Disappointingly there were only a few curds when I checked so I added the other half of lemon which improved the situation but the whey still looked quite milky.  Once more Mr Google was consulted where I came upon the as yet unheard of notion of adding epsom salts!  It seems that this separates the curds and whey very quickly and efficiently, gives a good yield and, if you don't use too much, doesn't affect the taste at all.  Now luckily I have plenty of epsom salts in the shed as I bought a big bag for feeding the tomato plants, so I swiftly dissolved a teaspoon in some water and then poured some of it into the warm milk. Ah, MUCH better!
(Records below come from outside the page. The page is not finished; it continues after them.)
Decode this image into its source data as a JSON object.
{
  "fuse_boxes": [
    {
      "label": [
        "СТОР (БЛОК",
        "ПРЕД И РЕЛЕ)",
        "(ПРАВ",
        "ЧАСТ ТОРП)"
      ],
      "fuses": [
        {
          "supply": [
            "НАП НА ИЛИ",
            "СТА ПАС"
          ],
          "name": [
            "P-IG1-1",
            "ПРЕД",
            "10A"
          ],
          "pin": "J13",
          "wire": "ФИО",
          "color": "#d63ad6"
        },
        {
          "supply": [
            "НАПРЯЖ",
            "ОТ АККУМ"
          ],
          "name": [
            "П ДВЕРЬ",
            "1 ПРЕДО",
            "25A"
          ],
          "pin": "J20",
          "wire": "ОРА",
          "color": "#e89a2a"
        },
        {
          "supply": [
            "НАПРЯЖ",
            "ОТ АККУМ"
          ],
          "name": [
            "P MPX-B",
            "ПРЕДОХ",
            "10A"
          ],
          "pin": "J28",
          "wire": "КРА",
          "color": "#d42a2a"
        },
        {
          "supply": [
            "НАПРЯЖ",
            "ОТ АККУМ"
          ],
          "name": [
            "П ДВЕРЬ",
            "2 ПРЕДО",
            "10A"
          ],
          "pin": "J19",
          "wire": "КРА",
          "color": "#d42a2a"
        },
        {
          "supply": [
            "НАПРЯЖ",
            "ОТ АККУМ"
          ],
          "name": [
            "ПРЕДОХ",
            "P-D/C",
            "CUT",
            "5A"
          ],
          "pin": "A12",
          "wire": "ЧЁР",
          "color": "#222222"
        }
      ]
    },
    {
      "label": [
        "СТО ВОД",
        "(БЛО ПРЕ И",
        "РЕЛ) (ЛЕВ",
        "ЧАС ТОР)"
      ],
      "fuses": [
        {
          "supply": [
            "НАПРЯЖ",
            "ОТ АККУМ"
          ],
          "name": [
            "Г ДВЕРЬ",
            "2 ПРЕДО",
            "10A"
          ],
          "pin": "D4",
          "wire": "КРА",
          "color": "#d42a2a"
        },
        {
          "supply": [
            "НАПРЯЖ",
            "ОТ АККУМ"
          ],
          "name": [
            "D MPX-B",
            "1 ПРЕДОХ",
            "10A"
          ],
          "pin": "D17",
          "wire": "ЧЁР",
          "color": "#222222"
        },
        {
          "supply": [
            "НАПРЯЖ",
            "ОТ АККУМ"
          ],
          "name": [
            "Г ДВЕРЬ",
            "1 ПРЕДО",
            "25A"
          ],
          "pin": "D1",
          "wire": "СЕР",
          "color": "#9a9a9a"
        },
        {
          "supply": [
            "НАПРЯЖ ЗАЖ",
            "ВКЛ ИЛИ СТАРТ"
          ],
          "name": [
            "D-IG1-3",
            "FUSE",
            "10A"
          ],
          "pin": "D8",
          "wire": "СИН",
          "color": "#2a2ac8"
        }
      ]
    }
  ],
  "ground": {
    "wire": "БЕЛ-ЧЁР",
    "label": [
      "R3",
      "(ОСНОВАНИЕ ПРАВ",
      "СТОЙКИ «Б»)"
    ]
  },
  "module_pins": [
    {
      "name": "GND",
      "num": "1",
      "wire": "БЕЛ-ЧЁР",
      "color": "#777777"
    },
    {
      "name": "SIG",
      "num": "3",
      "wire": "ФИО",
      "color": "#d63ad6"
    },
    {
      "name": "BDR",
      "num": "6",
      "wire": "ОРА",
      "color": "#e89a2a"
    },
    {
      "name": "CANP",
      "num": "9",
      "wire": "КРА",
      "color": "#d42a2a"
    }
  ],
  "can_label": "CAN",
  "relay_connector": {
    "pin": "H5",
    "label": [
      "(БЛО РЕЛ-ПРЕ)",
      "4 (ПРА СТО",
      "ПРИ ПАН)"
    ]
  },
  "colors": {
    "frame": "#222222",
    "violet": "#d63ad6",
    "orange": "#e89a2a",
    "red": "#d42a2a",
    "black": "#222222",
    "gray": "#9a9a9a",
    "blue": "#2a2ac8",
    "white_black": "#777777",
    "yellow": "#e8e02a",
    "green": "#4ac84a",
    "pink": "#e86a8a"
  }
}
The curds gathered in a lump and the whey was definitely much clearer as it was supposed to be.

Once the curds were all strained out I had quite a nice portion of cottage cheese which had no adverse taste at all.  Success!  From now on I will be making epsom salt cheese I think and they leftover whey still tasted quite sweet and milky, so maybe I could use it up on the cornflakes instead of just dumping it on the compost.

Now Miss Muffet wouldn't be complete without her spider and I have a little tale to tell about one.  It concerns a beautiful, big wasp spider who spun a web on the lemon balm near the front gate and sat there for several weeks.  She really was quite a stunning size and we had the silent agreement that as long as she stayed there, well away from the path, then she was welcome to live in the garden.  Well a few days ago I suddenly noticed her web was looking a little tatty and she wasn't sitting in it.  In addition to that a strange object had appeared on the side of the gate, like a giant seed pod:

Could the two events be connected?  Sure enough a bit of Googling (I'd be completely lost without Google) confirmed that it was indeed the egg sac of the wasp spider, where all the little spiderlings would hatch from but would also then live inside during the winter before leaving home in the spring.  Now I must make it clear at this point that I am no fan of spiders.  I don't mind the spindly daddy long legs type ones as they don't look savage and are useful at catching flies etc in the house, but anything more solid swiftly gets shown the door, and if it can't find the door it has a quick meeting with Mr Shoe.  So what I did next seems a little hard to believe.  Knowing that the gate is about to get demolished in the next week or so to make way for a brand new one, I carefully cut the pod from its webby suspension and went to find a plant over by the wall to attach it to.  Once I'd hung it there it seemed to be swinging around a lot in the slightest breeze so I then went and collected webs donated by various other spiders around the porch and used them to try and bind the pod more securely to its new position.  Yes, I was attempting to save an entire generation of wasp spiders!  I shall keep an eye on the pod and will be intrigued to see what hatches from it and whether I can resist the urge to greet it with a can of Raid.